Ne me restait que la colère mais que pouvais-je en faire ? Je n'en voulais pas, je ne voulais pas de cette haine envers les nazis, comme eux l'avaient pour nous... Elle ne me servait à rien, à cet instant, ni à aucun autre. Pourquoi haïr quand on peut aimer ? Pourquoi la différence quand existent la tolérance et l'égalité ? Que de questions qui tournaient en boucle dans ma tête... La souffrance était ma cage, ses barreaux forgés dans les profondeurs de la haine avaient pour cadenas la solitude, dont seule la liberté était la clé...
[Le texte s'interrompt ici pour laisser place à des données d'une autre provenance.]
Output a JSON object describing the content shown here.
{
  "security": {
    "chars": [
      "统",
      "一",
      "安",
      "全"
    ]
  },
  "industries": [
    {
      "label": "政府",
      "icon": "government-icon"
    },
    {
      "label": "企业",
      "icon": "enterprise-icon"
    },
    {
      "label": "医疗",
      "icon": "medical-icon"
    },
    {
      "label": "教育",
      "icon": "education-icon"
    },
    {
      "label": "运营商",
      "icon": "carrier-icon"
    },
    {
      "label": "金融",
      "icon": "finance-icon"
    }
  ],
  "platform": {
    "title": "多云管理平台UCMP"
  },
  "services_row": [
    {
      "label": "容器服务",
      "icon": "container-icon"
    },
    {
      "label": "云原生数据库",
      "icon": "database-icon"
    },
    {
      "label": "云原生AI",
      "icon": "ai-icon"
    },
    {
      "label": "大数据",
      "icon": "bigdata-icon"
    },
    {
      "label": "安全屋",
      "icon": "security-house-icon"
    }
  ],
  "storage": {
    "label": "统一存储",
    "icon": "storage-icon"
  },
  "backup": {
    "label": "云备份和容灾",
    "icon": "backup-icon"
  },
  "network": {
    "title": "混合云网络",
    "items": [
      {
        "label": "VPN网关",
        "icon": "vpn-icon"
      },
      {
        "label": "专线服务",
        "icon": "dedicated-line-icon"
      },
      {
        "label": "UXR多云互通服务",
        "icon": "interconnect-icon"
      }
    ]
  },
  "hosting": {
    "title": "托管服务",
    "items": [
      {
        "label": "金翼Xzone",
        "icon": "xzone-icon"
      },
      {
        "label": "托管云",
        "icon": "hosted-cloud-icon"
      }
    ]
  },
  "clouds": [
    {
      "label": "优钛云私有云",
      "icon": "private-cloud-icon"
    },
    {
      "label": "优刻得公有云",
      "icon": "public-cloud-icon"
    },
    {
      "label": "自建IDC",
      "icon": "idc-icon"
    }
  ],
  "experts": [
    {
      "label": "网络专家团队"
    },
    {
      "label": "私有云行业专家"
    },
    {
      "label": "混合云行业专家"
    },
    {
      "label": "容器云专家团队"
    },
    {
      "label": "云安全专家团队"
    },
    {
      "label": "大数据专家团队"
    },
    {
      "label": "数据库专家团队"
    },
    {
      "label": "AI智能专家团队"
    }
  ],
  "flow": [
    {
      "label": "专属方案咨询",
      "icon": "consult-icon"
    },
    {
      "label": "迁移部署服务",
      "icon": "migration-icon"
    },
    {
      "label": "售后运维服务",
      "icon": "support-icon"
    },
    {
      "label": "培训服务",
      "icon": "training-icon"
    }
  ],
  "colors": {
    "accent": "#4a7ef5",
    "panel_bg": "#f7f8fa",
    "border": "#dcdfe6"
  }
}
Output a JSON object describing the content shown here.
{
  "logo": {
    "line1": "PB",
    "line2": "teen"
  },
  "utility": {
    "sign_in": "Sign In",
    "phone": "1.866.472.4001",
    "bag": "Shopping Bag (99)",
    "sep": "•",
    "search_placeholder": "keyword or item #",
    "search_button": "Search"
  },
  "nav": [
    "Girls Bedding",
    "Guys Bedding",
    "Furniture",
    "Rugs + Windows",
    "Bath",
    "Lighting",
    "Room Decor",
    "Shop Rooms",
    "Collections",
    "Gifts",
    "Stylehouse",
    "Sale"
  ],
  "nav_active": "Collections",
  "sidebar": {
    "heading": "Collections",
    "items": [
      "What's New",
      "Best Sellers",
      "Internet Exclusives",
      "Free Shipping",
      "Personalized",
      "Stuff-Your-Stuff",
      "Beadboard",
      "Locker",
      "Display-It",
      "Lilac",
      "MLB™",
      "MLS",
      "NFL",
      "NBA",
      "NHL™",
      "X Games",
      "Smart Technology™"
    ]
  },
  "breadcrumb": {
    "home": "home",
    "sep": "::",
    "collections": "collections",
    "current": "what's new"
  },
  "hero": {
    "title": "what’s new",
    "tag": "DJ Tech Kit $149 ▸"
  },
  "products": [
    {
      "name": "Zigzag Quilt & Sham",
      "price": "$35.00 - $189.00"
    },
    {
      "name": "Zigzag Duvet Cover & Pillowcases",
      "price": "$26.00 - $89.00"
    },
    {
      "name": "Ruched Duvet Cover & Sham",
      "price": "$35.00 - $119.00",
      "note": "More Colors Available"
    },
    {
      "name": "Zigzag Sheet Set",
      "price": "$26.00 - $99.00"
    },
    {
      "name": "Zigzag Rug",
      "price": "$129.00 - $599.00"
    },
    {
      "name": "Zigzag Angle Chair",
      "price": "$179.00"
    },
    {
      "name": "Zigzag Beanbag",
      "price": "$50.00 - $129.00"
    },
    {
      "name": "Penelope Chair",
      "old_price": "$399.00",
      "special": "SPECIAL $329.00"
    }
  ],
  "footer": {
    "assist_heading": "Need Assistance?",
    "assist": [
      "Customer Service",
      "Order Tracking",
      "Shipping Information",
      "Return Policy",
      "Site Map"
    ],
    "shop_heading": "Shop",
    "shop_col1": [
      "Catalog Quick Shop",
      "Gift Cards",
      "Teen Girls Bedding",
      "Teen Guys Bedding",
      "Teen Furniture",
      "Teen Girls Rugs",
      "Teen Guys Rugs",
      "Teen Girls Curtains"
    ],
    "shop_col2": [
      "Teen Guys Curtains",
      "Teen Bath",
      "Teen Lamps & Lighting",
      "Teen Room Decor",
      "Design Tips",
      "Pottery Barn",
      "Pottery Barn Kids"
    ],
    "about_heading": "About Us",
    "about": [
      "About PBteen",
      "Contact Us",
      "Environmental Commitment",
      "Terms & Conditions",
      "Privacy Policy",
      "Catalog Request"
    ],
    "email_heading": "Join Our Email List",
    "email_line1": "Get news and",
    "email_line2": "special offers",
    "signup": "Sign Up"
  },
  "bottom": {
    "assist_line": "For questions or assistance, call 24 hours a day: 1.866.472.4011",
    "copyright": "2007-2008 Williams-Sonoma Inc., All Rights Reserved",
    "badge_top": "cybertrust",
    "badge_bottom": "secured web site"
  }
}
Chaque jour terminé était un jour qui s'ajoutait à cette misérable vie... Mais il fallait chaque fois me reprendre, pour ne pas tomber dans le gouffre... J'en visitais chaque bord, manquant souvent d'y glisser...

J'aimerais tant pouvoir écrire, retranscrire ma peur, ma tristesse, mon peu de bonheur sur une feuille de papier. Je pense que ma vie paraîtrait plus simple, peut-être même moins réelle mais je ne le pouvais malheureusement pas, ce serait laisser une preuve de plus contre Paul, un jour de moins dans sa vie comme dans la mienne.

Le mal creusait en moi irrémédiablement. Si j'avais su, j'aurais profité un peu plus de chaque chose, pleuré un peu moins pour chaque petit malheur insignifiant, aimé chaque instant comme le dernier...

Je devenais fou, petit à petit, je commençais déjà à penser à voix haute, bientôt, je me parlerai à moi même, pour ne pas devenir ce que l'homme craint, une bête. Pour garder un faux semblant de sociabilité et pour faire comme si rien ne s'était passé. Je savais que c'était idiot, j'en étais parfaitement conscient, mais je tenais encore à me couper soigneusement la barbe et les cheveux, accorder à mon corps de rares douches et manger proprement, en prenant soin de ne rien salir. C'est en partie cela qui m'aidait à rester celui que j'étais, Aaron Collins, jeune enseignant dans un collège de Belfort.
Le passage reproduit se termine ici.